Handtaker leant forward, looking into Stannis's paling face.

"I see the beginnings of realisation on your face. Good. The Sealord's men met the Lorathi, Norvoshi and Qohoriks on the west coast of Lorath Bay. The Braavosi tried to stamp them out. The Pact lost more men than Braavos did, but the Pact's army is intact. The soldiers and hired sellswords of Lorath, Norvos and Qohor joined with those of Pentos, overcoming the separation of forces that previously hindered them. The Pentoshi, who have no formal army but plenty of money to hire sellswords, and the Free Cities fight more with sellswords than with their armies in any case. The Pentoshi, who are famously very rich, and have not lost anything in the recent war as Braavos and Norvos have. Those Pentoshi. Which now leaves the Braavosi facing precisely the strategic nightmare they tried their best to avoid from the very beginning of this war: not three but four Free Cities, all their forces together, against Braavos alone."

Stannis's eyes widened.

"You think like a warlock, not like a captain," Handtaker went on remorselessly. "You have become so accustomed to using your witchcraft to destroy your enemies that you forgot to consider when and why and whether they need to be destroyed. You faced an enemy that would be difficult to destroy in battle, because you were badly outnumbered. Instead of thinking back to the circumstances of the war and wondering whether you needed to utterly destroy him—indeed, whether an attempt to destroy him would even be the wisest course—you cast aside every other strategic consideration in order to be able to destroy him. You succeeded. At the cost of making your success useless."

For the whole conversation, Handtaker did not raise his voice. His tone was polite, pleasant, conversational. It was as if he were remarking on the pleasant weather.

A gesture. The guardsmen stepped back.

Stannis fell to both knees, voice shaking with distress and dismay. He massaged his throat. "Commander, I will redeem myself for my failure. I will lead your men to great victories—"

"No."

The bald, lone word left Stannis actually shocked. "Commander?"

"You will not lead my men. You are demoted from the rank of captain. You are not suited to it. You have served me ably as my warlock, aiding the outriders and giving good winds to the ships and working terror at Nyrelos, and for that you will continue to be paid very handsomely. But it was a mistake to raise you to command."

"Commander," Stannis protested, "I made a mistake, I see that now, but—"

"'A mistake'. You did not follow your orders. I've killed men for less. I do not tolerate disobedience, I believe I'm mildly well known for it. Know this: If you were not so useful as a warlock, or if I were not entirely convinced that your deeds arose from stupidity rather than betrayal, you would already be dead."

Stannis absorbed that solemnly.

"I… I'll do… I'll… I'll fix it, commander." Stannis lifted his eyes imploringly to stare into Handtaker's own. "I'll set right what I set wrong. You need do naught but give the word, and I will go out to battle for you, under your command or whoever would you like, I will destroy your enemies—"

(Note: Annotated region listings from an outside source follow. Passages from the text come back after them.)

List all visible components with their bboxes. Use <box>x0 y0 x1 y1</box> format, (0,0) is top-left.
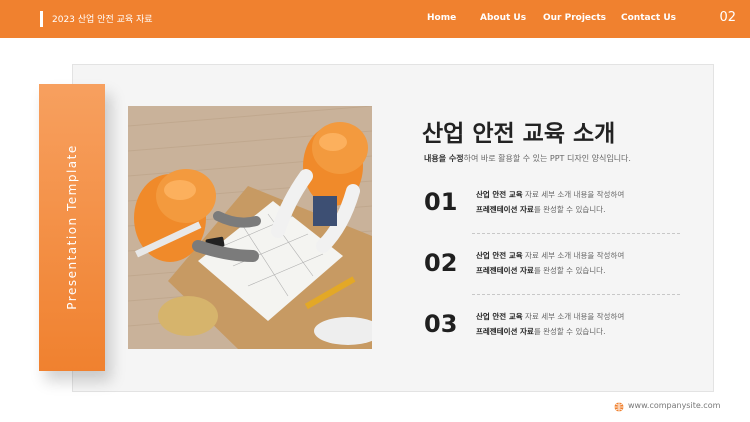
side-label-text: Presentation Template <box>65 144 79 310</box>
item-divider <box>472 233 680 234</box>
item-number: 01 <box>424 188 458 216</box>
subtitle-text: 하여 바로 활용할 수 있는 PPT 디자인 양식입니다. <box>463 154 631 163</box>
item-line-1-bold: 산업 안전 교육 <box>476 251 523 260</box>
item-line-1: 산업 안전 교육 자료 세부 소개 내용을 작성하여 <box>476 311 624 322</box>
document-title: 2023 산업 안전 교육 자료 <box>52 15 153 25</box>
item-line-2-text: 를 완성할 수 있습니다. <box>533 327 606 336</box>
item-line-2-text: 를 완성할 수 있습니다. <box>533 266 606 275</box>
title-accent-mark <box>40 11 43 27</box>
item-line-1-text: 자료 세부 소개 내용을 작성하여 <box>522 190 625 199</box>
page-number: 02 <box>719 10 736 25</box>
subtitle: 내용을 수정하여 바로 활용할 수 있는 PPT 디자인 양식입니다. <box>424 153 631 164</box>
item-line-1-text: 자료 세부 소개 내용을 작성하여 <box>522 251 625 260</box>
top-bar: 2023 산업 안전 교육 자료 Home About Us Our Proje… <box>0 0 750 38</box>
nav-about-us[interactable]: About Us <box>480 13 526 23</box>
item-line-2-bold: 프레젠테이션 자료 <box>476 205 534 214</box>
nav-our-projects[interactable]: Our Projects <box>543 13 606 23</box>
item-line-2: 프레젠테이션 자료를 완성할 수 있습니다. <box>476 265 605 276</box>
item-number: 03 <box>424 310 458 338</box>
item-line-1: 산업 안전 교육 자료 세부 소개 내용을 작성하여 <box>476 250 624 261</box>
subtitle-highlight: 내용을 수정 <box>424 154 464 163</box>
footer-url[interactable]: www.companysite.com <box>628 401 720 410</box>
globe-icon <box>614 402 624 412</box>
list-item: 01 산업 안전 교육 자료 세부 소개 내용을 작성하여 프레젠테이션 자료를… <box>424 184 684 224</box>
workers-photo <box>128 106 372 349</box>
nav-home[interactable]: Home <box>427 13 456 23</box>
item-line-1-text: 자료 세부 소개 내용을 작성하여 <box>522 312 625 321</box>
item-line-1-bold: 산업 안전 교육 <box>476 190 523 199</box>
list-item: 02 산업 안전 교육 자료 세부 소개 내용을 작성하여 프레젠테이션 자료를… <box>424 245 684 285</box>
item-line-2-bold: 프레젠테이션 자료 <box>476 327 534 336</box>
item-line-2-bold: 프레젠테이션 자료 <box>476 266 534 275</box>
list-item: 03 산업 안전 교육 자료 세부 소개 내용을 작성하여 프레젠테이션 자료를… <box>424 306 684 346</box>
item-line-2-text: 를 완성할 수 있습니다. <box>533 205 606 214</box>
item-number: 02 <box>424 249 458 277</box>
item-line-1: 산업 안전 교육 자료 세부 소개 내용을 작성하여 <box>476 189 624 200</box>
item-divider <box>472 294 680 295</box>
item-line-2: 프레젠테이션 자료를 완성할 수 있습니다. <box>476 204 605 215</box>
main-title: 산업 안전 교육 소개 <box>422 121 616 147</box>
side-label-bar: Presentation Template <box>39 84 105 371</box>
nav-contact-us[interactable]: Contact Us <box>621 13 676 23</box>
item-line-1-bold: 산업 안전 교육 <box>476 312 523 321</box>
item-line-2: 프레젠테이션 자료를 완성할 수 있습니다. <box>476 326 605 337</box>
construction-workers-illustration <box>128 106 372 349</box>
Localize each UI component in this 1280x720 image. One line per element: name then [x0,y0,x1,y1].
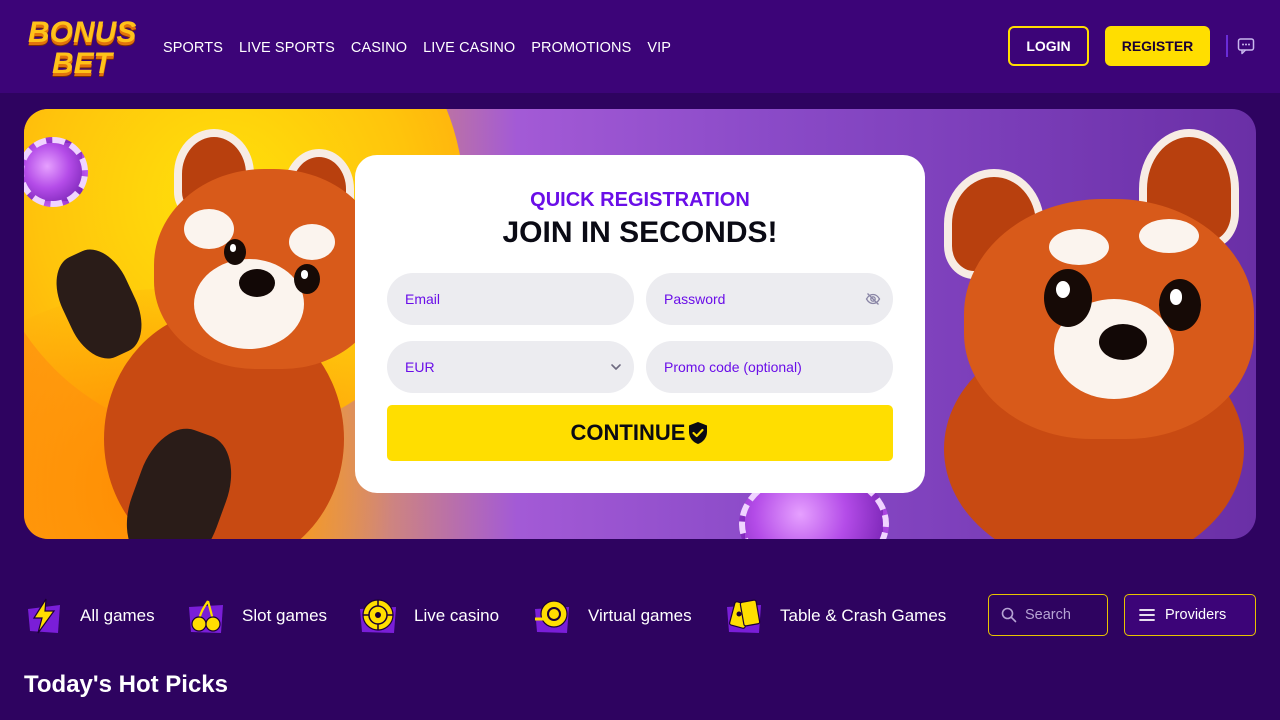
nav-casino[interactable]: CASINO [351,39,407,57]
red-panda-left-image [44,129,384,539]
category-slot-games[interactable]: Slot games [186,596,327,636]
email-field[interactable] [387,273,634,325]
nav-live-sports[interactable]: LIVE SPORTS [239,39,335,57]
category-live-casino[interactable]: Live casino [358,596,499,636]
promo-code-field[interactable] [646,341,893,393]
nav-promotions[interactable]: PROMOTIONS [531,39,631,57]
nav-live-casino[interactable]: LIVE CASINO [423,39,515,57]
nav-vip[interactable]: VIP [647,39,671,57]
providers-label: Providers [1165,607,1227,623]
category-table-crash-games[interactable]: Table & Crash Games [724,596,946,636]
section-title-hot-picks: Today's Hot Picks [24,671,228,698]
roulette-chip-icon [360,599,396,633]
main-nav: SPORTS LIVE SPORTS CASINO LIVE CASINO PR… [163,39,671,57]
header-divider [1226,35,1228,57]
register-button[interactable]: REGISTER [1105,26,1210,66]
registration-title: JOIN IN SECONDS! [502,216,778,249]
red-panda-right-image [924,129,1256,539]
cards-icon [727,599,761,633]
search-input[interactable] [1025,607,1103,623]
category-virtual-games[interactable]: Virtual games [532,596,692,636]
registration-subtitle: QUICK REGISTRATION [530,189,750,211]
search-icon [1001,607,1017,623]
password-field[interactable] [646,273,893,325]
lightning-icon [28,598,60,634]
cherry-icon [189,600,223,633]
category-label: Table & Crash Games [780,606,947,625]
top-header: BONUS BET SPORTS LIVE SPORTS CASINO LIVE… [0,0,1280,93]
login-button[interactable]: LOGIN [1008,26,1089,66]
providers-button[interactable]: Providers [1124,594,1256,636]
continue-label: CONTINUE [570,420,686,445]
category-label: Virtual games [588,606,692,625]
quick-registration-form: QUICK REGISTRATION JOIN IN SECONDS! EUR … [355,155,925,493]
logo-word-bet: BET [52,47,112,80]
bonusbet-logo[interactable]: BONUS BET [26,16,140,80]
chat-bubble-icon[interactable] [1237,37,1255,55]
nav-sports[interactable]: SPORTS [163,39,223,57]
menu-icon [1139,609,1155,621]
category-all-games[interactable]: All games [24,596,155,636]
category-label: All games [80,606,155,625]
game-search-box[interactable] [988,594,1108,636]
currency-select[interactable]: EUR [387,341,634,393]
eye-off-icon[interactable] [865,291,881,307]
continue-button[interactable]: CONTINUE [387,405,893,461]
chevron-down-icon [611,364,621,370]
currency-value: EUR [405,359,435,375]
category-label: Live casino [414,606,500,625]
logo-word-bonus: BONUS [28,16,137,49]
shield-check-icon [689,422,708,444]
email-input[interactable] [405,291,595,307]
password-input[interactable] [664,291,854,307]
category-label: Slot games [242,606,328,625]
promo-code-input[interactable] [664,359,854,375]
reel-icon [535,600,569,633]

The commander regarded him coldly. "It is far too late for that."

"What do you mean?" Stannis seemed bewildered. "Surely you can undo my demotion—"

"Of course I can," Handtaker said, impatient. "With one utterance I could make you the new commander or I could make you a corpse in a shallow grave. It is too late because Lord General Ls'tar has brought about a cataclysmic collapse in the Braavosi front lines. It is too late because the Pact of Four have stormed the cities of Karavos, Moninth, Lyndos; only the fleet in the lagoon holds them back from Braavos itself; what remains of the Braavosi army cannot last long. It is too late because Antaryon has been deposed, and Magister Anno Nusaris is the new Sealord, and Nusaris has sent envoys to Ls'tar seeking terms." And finally, finally he raised his voice. "It is too late because we've lost the fucking war."